Judge sets trial on Idaho primaries
BOISE – A federal judge had a message Friday for the Idaho Republican Party, which claims Idaho’s open primary election system violates its constitutional rights: Prove it.
U.S. District Judge Lynn Winmill on Friday denied motions from both sides in the case – the Idaho GOP and the state of Idaho – to either grant or toss out the party’s bid to close its primary votes to anyone other than party members. Instead, he said he needs more proof of how “crossover” voting by non-Republicans in GOP primaries has violated the party’s rights, and he scheduled a trial for fall.
The Idaho GOP passed a rule to close its primaries, then sued the state, saying the current open primary system, in which voters can select any party’s ballot at the polls, violates the party’s First Amendment right to free association.
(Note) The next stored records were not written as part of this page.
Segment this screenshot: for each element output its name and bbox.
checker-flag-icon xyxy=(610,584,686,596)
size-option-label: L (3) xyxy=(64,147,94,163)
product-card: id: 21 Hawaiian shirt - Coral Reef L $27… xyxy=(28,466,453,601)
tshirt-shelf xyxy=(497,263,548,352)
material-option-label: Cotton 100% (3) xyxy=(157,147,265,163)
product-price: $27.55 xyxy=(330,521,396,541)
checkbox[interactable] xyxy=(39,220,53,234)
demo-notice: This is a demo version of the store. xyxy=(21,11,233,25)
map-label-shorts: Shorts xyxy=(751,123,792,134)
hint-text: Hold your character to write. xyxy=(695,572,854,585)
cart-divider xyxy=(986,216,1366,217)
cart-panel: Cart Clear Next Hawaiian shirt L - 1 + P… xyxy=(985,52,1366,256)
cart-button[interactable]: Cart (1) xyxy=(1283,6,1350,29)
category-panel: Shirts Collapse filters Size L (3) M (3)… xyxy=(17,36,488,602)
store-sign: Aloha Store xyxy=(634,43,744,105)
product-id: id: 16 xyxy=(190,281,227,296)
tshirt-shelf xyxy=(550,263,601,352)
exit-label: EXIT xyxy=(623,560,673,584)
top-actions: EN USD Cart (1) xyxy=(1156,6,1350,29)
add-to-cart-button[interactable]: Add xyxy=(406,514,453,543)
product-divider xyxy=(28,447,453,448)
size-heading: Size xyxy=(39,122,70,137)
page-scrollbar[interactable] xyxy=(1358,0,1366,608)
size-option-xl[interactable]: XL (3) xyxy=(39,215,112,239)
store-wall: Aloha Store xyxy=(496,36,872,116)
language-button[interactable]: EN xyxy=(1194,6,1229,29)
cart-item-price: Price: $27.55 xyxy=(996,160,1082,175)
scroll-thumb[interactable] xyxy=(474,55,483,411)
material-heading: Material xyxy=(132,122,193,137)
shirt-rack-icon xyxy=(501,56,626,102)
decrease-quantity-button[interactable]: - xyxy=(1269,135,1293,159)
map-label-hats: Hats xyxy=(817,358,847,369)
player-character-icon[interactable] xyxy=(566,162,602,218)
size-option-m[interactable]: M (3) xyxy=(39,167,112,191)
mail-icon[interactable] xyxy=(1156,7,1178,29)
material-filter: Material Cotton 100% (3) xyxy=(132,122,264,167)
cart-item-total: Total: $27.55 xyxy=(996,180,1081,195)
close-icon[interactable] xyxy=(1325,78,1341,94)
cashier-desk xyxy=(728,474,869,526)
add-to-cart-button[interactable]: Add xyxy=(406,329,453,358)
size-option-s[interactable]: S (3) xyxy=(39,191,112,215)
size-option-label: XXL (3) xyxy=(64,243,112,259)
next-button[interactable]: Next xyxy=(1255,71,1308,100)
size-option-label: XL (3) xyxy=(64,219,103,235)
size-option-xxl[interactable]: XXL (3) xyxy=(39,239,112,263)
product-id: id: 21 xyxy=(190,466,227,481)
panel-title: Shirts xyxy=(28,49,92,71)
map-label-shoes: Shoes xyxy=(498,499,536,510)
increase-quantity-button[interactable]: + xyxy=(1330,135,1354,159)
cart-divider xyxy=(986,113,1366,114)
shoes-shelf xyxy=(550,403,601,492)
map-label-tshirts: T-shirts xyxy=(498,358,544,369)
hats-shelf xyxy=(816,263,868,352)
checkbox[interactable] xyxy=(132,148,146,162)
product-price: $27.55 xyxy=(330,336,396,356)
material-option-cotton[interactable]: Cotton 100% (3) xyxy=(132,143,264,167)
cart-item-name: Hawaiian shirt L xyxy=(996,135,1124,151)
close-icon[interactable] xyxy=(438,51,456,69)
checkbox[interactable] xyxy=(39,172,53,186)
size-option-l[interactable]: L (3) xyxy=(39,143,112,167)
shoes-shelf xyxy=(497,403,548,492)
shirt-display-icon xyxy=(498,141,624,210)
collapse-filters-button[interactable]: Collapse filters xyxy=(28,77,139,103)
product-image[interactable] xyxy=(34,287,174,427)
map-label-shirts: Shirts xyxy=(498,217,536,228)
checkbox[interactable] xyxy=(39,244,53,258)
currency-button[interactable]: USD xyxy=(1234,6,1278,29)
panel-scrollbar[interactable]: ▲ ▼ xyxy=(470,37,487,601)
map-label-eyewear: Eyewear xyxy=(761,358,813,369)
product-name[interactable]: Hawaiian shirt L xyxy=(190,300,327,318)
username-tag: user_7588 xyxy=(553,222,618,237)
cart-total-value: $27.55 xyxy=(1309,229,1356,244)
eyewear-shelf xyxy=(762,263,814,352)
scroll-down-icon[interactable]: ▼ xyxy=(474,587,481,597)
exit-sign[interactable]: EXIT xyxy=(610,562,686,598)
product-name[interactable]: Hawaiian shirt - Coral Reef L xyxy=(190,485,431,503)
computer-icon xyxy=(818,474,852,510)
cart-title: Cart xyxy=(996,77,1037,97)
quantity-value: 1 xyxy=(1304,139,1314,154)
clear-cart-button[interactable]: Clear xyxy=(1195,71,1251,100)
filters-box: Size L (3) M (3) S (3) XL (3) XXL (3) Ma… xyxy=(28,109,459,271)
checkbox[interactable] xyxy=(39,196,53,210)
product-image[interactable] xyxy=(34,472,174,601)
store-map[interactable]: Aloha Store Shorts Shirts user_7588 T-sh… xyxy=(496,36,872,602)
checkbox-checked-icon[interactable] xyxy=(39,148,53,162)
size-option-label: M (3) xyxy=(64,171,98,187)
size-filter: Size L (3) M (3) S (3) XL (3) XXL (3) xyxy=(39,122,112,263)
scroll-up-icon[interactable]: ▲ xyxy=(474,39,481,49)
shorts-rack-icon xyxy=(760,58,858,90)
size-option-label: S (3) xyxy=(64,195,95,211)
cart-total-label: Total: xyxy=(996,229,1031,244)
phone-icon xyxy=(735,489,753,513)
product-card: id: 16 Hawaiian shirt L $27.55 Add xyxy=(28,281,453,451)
“Genuine issues of material fact remain – mainly whether and to what extent ‘crossover’ voting exists in Idaho, and whether and to what extent the threat of such crossover voting affects the message of IRP and its candidates,” the judge wrote in his Friday ruling. He reopened the case to submission of that evidence, and said he’ll issue a final decision “well before the 2010 Idaho legislative session begins.”
The case has been pending since April 2008, and Idaho’s next primary election is in May 2010. Idaho Secretary of State Ben Ysursa said that regardless of how the case goes, it’s getting late to make any changes for the upcoming primary. Candidates start filing for that primary election on March 8.
Ysursa, a Republican, noted, “Idaho’s never had party registration, in its history, and Idahoans pride themselves on their independence.” The judge wrote that the GOP’s court case rested almost entirely on a U.S. Supreme Court Case, California Democratic Party v. Jones, in which the high court overturned that state’s “blanket” primary as unconstitutional. In that case, the Supreme Court justices were presented with extensive statistics, studies and expert testimony on crossover voting the blanket primary brought about, and its impact on the party’s right of association.
But Winmill noted that blanket primary elections, in which voters pick among candidates from various parties, are different from open primary elections like Idaho’s, in which voters don’t mix and match candidates from different parties.